Columna de Domingo Lovera: Programa de gobierno, sistema político y responsabilidad



El programa de gobierno consiste en una hoja de ruta que el Presidente de la República ofrece al país. En él se refunden las promesas de campaña, se plasman los anhelos para el país y se disponen, a veces solo a grandes trazos, los instrumentos de política pública con los que el gobierno de turno tratará de encaminarse a la satisfacción de los fines. El programa no solo tiene como protagonista a la Presidencia. También reconoce la dignidad política del pueblo, en la medida que, a partir de él, se traba un diálogo con la ciudadanía que evaluará su desempeño.

Uno de los momentos estelares de esa evaluación es la denominada cuenta pública presidencial. Una instancia de rendición de cuentas constitucionalmente establecida, en la que el Presidente informa a la ciudadanía de los logros alcanzados, así como de los desafíos, nuevos compromisos y anuncios.

La evaluación del desempeño del gobierno del Presidente Gabriel Boric, desde luego, queda entregada al sistema institucional en su conjunto y, finalmente, al pueblo. Con todo, el momento –y un reciente informe del centro de pensamiento Rumbo Colectivo–, permiten volver a llamar la atención sobre el bienestar de nuestro sistema político.

De acuerdo con dicho informe, llamado “Resolviendo en Democracia”, el cumplimiento del programa, a mayo de 2024, alcanza un 51,7%. Esto, considerando las medidas cumplidas y parcialmente cumplidas. Dentro de los ejes temáticos con mayor nivel de cumplimiento, el informe destaca las agendas relativas al control del alza en el costo de la vida y la agenda relativa al cobre, litio e hidrógeno verde.

¿Cuál es la arena en que ese cumplimiento ha exhibido un mejor desempeño?

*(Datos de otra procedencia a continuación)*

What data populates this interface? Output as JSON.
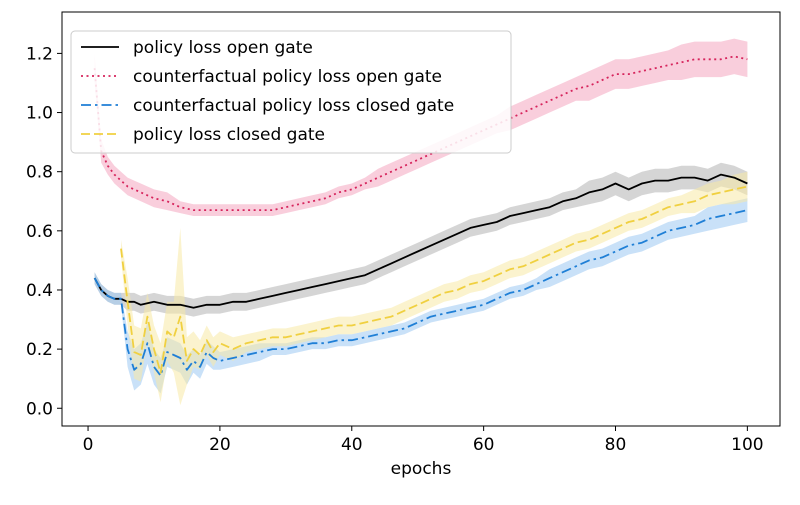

Esto es muy relevante a la hora de examinar el desempeño del sistema político, dado que en un sistema presidencial conviven dos soberanías: la de la Presidencia, por una parte, y la del Congreso Nacional, por otra. En este sistema, el pueblo deposita su soberanía en dos tipos de órganos y, por lo tanto, es útil evaluar cómo actúan.

El informe muestra que los mayores índices de desempeño se ubican en la implementación de políticas públicas por parte de la administración del Estado. Más allá de lo obvio que resulta que el gobierno pueda tener una vía más expedita cuando se trata de la implementación administrativa de su programa – lo que no es tan obvio si se anota la tendencia a judicializar dicha actividad, es decir, a disputar judicialmente dicha implementación –, resulta importante destacar, una y otra vez, que la Administración del Estado es también, cuando no exclusivamente, garante de derechos fundamentales (un rol que se invisibiliza cuando se presta demasiada atención al rol de los tribunales y la justicia constitucional). Esta mirada se distancia, por ejemplo, de la propuesta del Consejo Constitucional derrotada en las urnas y que planteaba una Administración bajo sospecha, cuyo funcionamiento se entorpecía al rodeársela de cerrojos.

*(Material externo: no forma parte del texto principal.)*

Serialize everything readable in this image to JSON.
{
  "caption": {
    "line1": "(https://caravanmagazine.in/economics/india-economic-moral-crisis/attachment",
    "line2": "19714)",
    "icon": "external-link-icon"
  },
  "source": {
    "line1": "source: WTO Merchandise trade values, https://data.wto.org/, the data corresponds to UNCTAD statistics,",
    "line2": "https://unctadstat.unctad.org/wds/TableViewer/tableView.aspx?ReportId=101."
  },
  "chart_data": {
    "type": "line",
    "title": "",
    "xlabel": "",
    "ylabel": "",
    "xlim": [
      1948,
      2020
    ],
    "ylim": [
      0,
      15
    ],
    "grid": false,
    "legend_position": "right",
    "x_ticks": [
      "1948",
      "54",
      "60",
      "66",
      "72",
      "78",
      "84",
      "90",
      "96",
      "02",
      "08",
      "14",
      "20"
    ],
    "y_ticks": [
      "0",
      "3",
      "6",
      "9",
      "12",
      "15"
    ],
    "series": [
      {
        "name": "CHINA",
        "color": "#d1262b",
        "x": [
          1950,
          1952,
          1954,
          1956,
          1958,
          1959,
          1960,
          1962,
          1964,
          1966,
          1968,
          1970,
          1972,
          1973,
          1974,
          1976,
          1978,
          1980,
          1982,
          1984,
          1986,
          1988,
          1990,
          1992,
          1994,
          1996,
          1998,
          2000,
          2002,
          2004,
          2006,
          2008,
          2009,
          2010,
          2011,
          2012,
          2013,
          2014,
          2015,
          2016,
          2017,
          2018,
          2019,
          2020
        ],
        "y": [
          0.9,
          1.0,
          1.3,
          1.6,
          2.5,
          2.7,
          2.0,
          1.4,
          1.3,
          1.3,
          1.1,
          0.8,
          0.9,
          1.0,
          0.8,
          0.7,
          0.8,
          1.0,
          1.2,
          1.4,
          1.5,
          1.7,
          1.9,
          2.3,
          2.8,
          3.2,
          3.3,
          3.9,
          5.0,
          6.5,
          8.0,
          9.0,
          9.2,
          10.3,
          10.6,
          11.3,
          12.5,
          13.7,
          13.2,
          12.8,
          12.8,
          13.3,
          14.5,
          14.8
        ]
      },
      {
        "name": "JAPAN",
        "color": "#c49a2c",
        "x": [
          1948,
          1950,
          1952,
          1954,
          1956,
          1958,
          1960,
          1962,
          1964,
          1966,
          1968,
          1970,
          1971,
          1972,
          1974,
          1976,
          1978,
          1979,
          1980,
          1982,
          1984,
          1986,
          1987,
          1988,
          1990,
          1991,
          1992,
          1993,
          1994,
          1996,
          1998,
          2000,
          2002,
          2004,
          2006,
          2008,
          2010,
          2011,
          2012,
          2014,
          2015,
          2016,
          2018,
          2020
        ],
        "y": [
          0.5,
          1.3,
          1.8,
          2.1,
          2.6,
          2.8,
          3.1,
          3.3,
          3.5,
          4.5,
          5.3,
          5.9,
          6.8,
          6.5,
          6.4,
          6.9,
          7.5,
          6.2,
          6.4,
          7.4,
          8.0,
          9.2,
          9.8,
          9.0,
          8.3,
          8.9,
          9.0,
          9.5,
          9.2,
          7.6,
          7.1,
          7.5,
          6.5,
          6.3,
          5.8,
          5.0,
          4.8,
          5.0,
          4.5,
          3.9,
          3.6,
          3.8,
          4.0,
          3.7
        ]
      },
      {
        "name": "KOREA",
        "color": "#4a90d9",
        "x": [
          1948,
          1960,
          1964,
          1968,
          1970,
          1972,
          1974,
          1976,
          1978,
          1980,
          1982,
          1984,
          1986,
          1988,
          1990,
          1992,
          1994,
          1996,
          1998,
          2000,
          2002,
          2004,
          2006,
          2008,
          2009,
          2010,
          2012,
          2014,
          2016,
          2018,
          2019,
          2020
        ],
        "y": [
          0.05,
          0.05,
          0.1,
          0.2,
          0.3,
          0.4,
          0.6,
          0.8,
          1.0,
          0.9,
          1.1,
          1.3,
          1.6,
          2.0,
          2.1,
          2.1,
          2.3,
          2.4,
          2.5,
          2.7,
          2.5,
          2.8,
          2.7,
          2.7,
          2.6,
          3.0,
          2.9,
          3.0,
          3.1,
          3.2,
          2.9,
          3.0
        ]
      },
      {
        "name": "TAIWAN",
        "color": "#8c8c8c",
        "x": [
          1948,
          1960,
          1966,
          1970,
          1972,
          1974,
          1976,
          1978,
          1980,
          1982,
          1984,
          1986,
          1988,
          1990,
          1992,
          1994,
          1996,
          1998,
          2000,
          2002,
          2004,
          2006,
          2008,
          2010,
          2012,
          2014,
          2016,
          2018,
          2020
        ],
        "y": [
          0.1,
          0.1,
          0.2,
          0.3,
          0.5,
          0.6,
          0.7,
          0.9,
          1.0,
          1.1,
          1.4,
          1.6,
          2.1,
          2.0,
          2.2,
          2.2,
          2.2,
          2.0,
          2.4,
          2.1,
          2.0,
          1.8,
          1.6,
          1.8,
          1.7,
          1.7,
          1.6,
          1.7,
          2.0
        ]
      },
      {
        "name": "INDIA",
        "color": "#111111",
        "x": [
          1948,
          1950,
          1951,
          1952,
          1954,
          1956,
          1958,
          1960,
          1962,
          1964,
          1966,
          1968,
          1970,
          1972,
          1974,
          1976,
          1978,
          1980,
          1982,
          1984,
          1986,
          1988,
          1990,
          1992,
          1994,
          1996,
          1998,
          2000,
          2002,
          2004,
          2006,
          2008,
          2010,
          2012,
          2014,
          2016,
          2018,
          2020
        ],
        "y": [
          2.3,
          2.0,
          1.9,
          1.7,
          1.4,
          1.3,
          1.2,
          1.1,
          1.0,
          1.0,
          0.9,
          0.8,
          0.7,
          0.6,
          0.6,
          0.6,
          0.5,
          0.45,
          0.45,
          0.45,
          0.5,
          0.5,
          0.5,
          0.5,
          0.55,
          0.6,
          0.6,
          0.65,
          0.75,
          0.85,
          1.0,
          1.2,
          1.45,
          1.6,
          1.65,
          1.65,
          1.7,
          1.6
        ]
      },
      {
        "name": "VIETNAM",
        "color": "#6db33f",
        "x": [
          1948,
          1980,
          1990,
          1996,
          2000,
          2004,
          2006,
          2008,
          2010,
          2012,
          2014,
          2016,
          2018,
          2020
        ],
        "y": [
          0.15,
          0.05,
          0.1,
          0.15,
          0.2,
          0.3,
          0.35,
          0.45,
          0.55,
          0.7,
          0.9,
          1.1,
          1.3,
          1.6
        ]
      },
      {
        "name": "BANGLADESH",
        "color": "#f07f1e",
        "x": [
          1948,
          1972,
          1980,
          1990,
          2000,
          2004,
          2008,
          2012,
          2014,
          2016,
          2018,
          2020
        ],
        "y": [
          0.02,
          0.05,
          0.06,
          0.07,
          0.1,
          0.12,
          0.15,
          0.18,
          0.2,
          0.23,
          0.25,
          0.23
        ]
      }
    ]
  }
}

Lo que debemos cuidar, en cambio, es tener un sistema de gobierno que, resguardando los principios básicos del Estado de derecho, habilite un rol protector del Estado. Nadie podría pensar –a riesgo de ser una sociedad que se dispara a los pies, sugiere Barber – que incluso las medidas de la Administración que van en beneficio de las personas sean vistas, de entrada, con sospecha.

Si bien el programa avanza a nivel de la Administración, se ha visto más obstaculizado, en cambio, en la arena legislativa. Esto puede deberse a una multiplicidad de factores, varios de los que se han estado discutiendo recientemente a propósito de una eventual reforma a lo que se ha denominado “sistema político”. Paradojalmente, el consenso parece estar centrado en una o dos propuestas que apenas rasguñan un engranaje del modelo o que desconocen la biografía política de Chile – como la que apunta a la reducción del número de partidos –.

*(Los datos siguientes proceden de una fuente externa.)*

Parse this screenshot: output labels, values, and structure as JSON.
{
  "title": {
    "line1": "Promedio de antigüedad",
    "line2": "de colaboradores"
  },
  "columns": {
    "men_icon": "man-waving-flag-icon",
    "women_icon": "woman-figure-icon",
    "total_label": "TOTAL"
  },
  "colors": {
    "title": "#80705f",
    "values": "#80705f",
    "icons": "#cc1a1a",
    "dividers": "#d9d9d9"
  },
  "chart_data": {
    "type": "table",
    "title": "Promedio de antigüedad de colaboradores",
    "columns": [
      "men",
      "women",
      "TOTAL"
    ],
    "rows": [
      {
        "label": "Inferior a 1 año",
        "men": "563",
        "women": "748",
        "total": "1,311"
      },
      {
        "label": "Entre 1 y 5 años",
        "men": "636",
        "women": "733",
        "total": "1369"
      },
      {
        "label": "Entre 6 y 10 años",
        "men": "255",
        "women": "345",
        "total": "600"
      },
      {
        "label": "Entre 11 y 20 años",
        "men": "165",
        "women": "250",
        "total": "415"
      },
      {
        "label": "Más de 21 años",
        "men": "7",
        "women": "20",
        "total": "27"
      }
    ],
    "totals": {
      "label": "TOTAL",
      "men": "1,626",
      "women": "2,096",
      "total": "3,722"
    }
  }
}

A la luz del informe “Resolviendo en Democracia”, puede afirmarse que el gobierno ha avanzado razonablemente en el cumplimiento de aquella parte del programa cuya implementación está puesta exclusivamente en sus manos. En lo demás –pero esta es una discusión que requiere altura de miras o, como suele afirmarse, visión de Estado– debemos hacernos la pregunta de cuánto puede hacerse institucionalmente para estimular, sin ahogar la dualidad de soberanías propia del presidencialismo, la colaboración entre el Congreso y la presidencia. Todo lo anterior, desde luego, sin abrazar la ilusión de que la reducción del número de partidos políticos transformará, por arte de magia, a opositores en oficialistas.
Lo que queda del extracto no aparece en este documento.